Measuring the true success of OpenOffice.org

Michael Meeks

October 10, 2008

What is success ?

Is success measured in downloads, or up-loads ? are bugs filed as good as bugs fixed ? are volunteer marketers as valuable as volunteer developers ? If we have lots of bugs filed and lots of volunteer management material is that success ? is the pace of change important ? Does successful QA exist to create process to slow and reject changes, or by accelerating inclusion of fixes improve quality ? Is success having complete, up-to-date and detailed specifications for every feature ? Is success getting everyone to slavishly obey laborious multi-step processes, before every commit ? Alternatively does success come through attracting and empowering developers, who have such fun writing the code that they volunteer their life, allegiance and dreams to improve it ?

I encourage people to download & use OpenOffice.org in one of it's derivatives. I'm pleased when people file bugs, help with the QA burden, promote the projet etc. However, in a Free Software project the primary production is developing and improving the software - ie. hacking. So the question is: how is OpenOffice.org doing in this area ? Are we a success in attracting and retaining hackers ? Is the project sufficiently fun to be involved in that lots of people actually want to be involved ?

As we are finally on the brink of switching [ http://www.openoffice.org/servlets/ReadMsg?list=dev&msgNo=23404 ] away from the creaking (22 years old) CVS (provided by Collab.net), to an improved Sun hosted Subversion (sadly not a DRCS) - Kohei and I created a set of scripts to crunch the raw RCS files as they go obsolete. They reveal an interesting picture.

Caveats

As with any measurement task, we believe these numbers are fairly reasonable; and we try to make them meaningful. On the other hand perhaps there is some horrendous thinko in the analysis, bug reports appreciated. It'd also be nice to see if the internal Sun statistics match these.

Firstly - the data is dirty; since we're analysing RCS files; so - when files are moved to the binfilter, or even renamed they have been simply re-committed - causing huge commit spikes. Similarly license changes, header guard removals and various other automated clean-ups, or check-ins of external projects cause massive signal swamping spikes. We have made some (incomplete) attempts to eliminate a few of these. In recentish times all work happens on a CVS branch, which is later merged release engineers (who appear to have done ~50% of the commits themselves), so we filter their (invaluable) contribution out by account name (cf. rt's oloh [ https://www.ohloh.net/projects/openoffice/contributors/126701536672 ] score).

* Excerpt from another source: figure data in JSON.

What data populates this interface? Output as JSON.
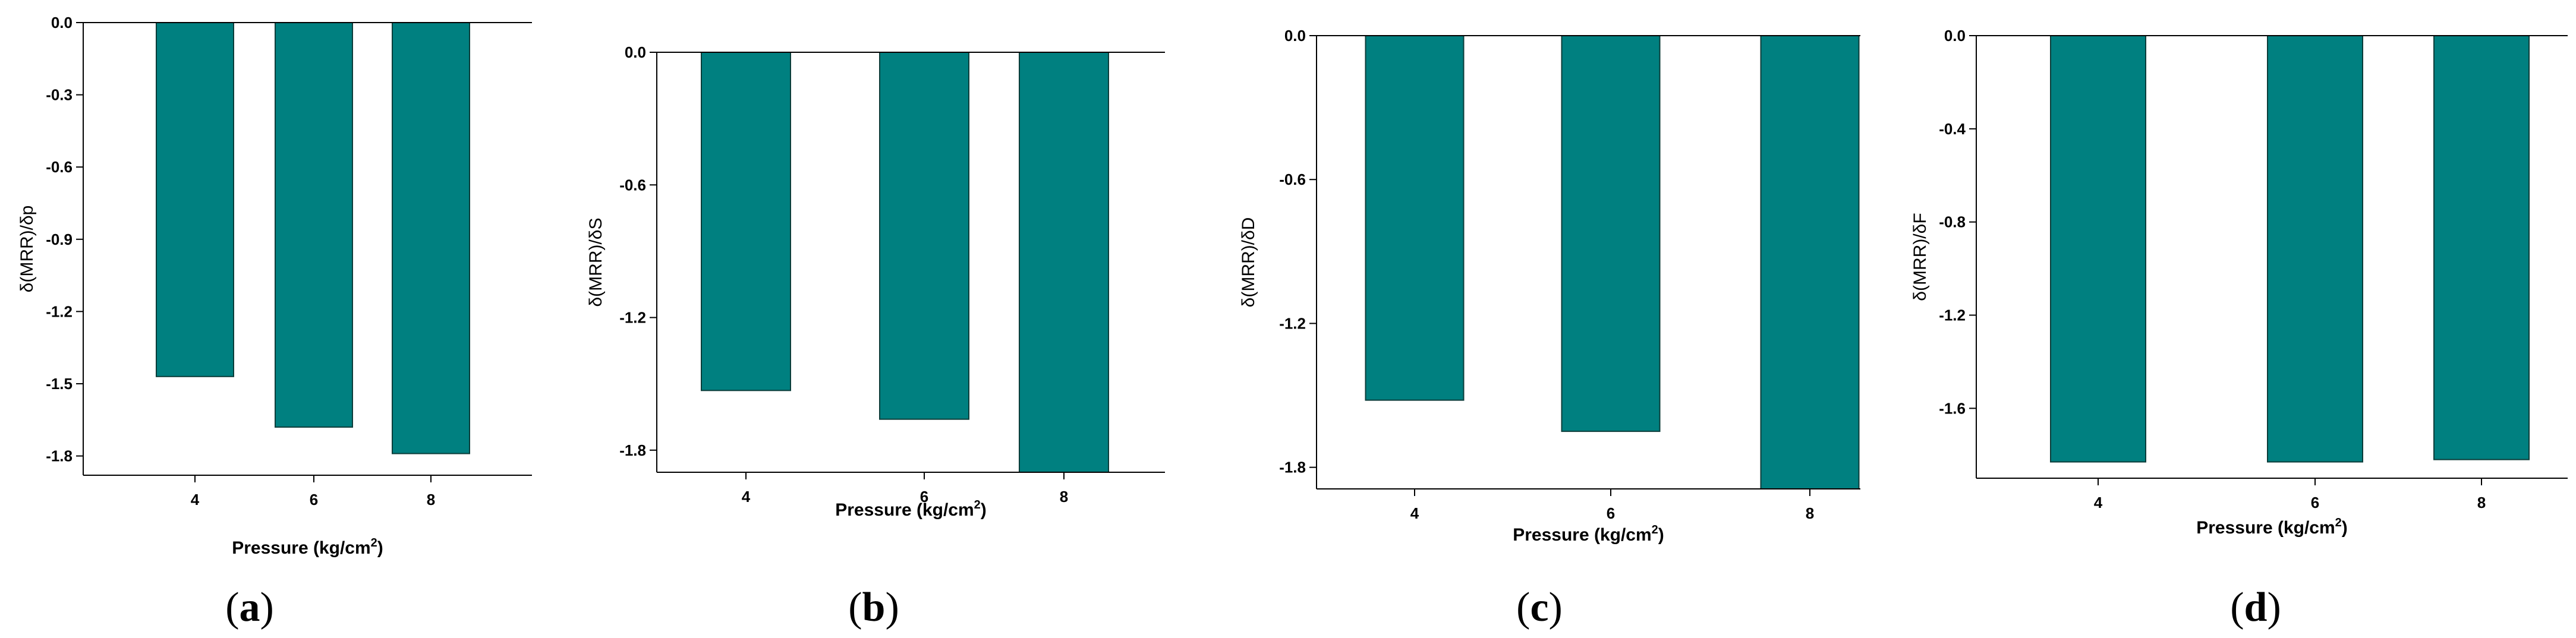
{
  "colors": {
    "bar_fill": "#008080",
    "bar_stroke": "#0b3d3a",
    "axis": "#000000"
  },
  "chart_data": [
    {
      "type": "bar",
      "panel": "a",
      "xlabel": "Pressure (kg/cm",
      "xlabel_sup": "2",
      "xlabel_close": ")",
      "ylabel": "δ(MRR)/δp",
      "categories": [
        "4",
        "6",
        "8"
      ],
      "values": [
        -1.47,
        -1.68,
        -1.79
      ],
      "ylim": [
        -1.88,
        0.0
      ],
      "yticks": [
        0.0,
        -0.3,
        -0.6,
        -0.9,
        -1.2,
        -1.5,
        -1.8
      ],
      "ytick_labels": [
        "0.0",
        "-0.3",
        "-0.6",
        "-0.9",
        "-1.2",
        "-1.5",
        "-1.8"
      ]
    },
    {
      "type": "bar",
      "panel": "b",
      "xlabel": "Pressure (kg/cm",
      "xlabel_sup": "2",
      "xlabel_close": ")",
      "ylabel": "δ(MRR)/δS",
      "categories": [
        "4",
        "6",
        "8"
      ],
      "values": [
        -1.53,
        -1.66,
        -1.9
      ],
      "ylim": [
        -1.9,
        0.0
      ],
      "yticks": [
        0.0,
        -0.6,
        -1.2,
        -1.8
      ],
      "ytick_labels": [
        "0.0",
        "-0.6",
        "-1.2",
        "-1.8"
      ]
    },
    {
      "type": "bar",
      "panel": "c",
      "xlabel": "Pressure (kg/cm",
      "xlabel_sup": "2",
      "xlabel_close": ")",
      "ylabel": "δ(MRR)/δD",
      "categories": [
        "4",
        "6",
        "8"
      ],
      "values": [
        -1.52,
        -1.65,
        -1.89
      ],
      "ylim": [
        -1.89,
        0.0
      ],
      "yticks": [
        0.0,
        -0.6,
        -1.2,
        -1.8
      ],
      "ytick_labels": [
        "0.0",
        "-0.6",
        "-1.2",
        "-1.8"
      ]
    },
    {
      "type": "bar",
      "panel": "d",
      "xlabel": "Pressure (kg/cm",
      "xlabel_sup": "2",
      "xlabel_close": ")",
      "ylabel": "δ(MRR)/δF",
      "categories": [
        "4",
        "6",
        "8"
      ],
      "values": [
        -1.83,
        -1.83,
        -1.82
      ],
      "ylim": [
        -1.9,
        0.0
      ],
      "yticks": [
        0.0,
        -0.4,
        -0.8,
        -1.2,
        -1.6
      ],
      "ytick_labels": [
        "0.0",
        "-0.4",
        "-0.8",
        "-1.2",
        "-1.6"
      ]
    }
  ],
  "panel_labels": [
    {
      "open": "(",
      "letter": "a",
      "close": ")"
    },
    {
      "open": "(",
      "letter": "b",
      "close": ")"
    },
    {
      "open": "(",
      "letter": "c",
      "close": ")"
    },
    {
      "open": "(",
      "letter": "d",
      "close": ")"
    }
  ]
}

Secondly - another distorting factor is that we chart only lines added: in fact when you change a line it is flagged as an add and a remove; so the number is more correctly lines added or changed. This of course fails to capture some of the best hacking that is done: removing bloat, which should be a prioirity. In the Linux kernel case this metric also gives extra credit to bad citizens that dump large drivers packed with duplicated functionality, and worse it rewards cut & paste coding. I don't often agree with Bill Gates but:

Measuring programming progress by lines of code is like measuring aircraft building progress by weight.
still at least the 'lines changed' facet should be helpful.

Thirdly - release cycles cause changes in contribution patterns, clearly frantic activity during feature development lapses into more bug-fixing later in the cycle. Thus we expect to see some sort of saw-shape effect.

Fourthly, working on OO.o is infernally difficult, getting code up-stream is extremely and unnecessarily painful - this results in many contributors leaving their code in patches attached to bugs in the issue tracker, and we make no account for these; these changes (if they are committed at all) would appear to be Sun commits. Thus it is possible that there is at least somewhat wider contribution than shown. Clearly we would hope that full-time contributors would tend to commit directly to CVS themselves.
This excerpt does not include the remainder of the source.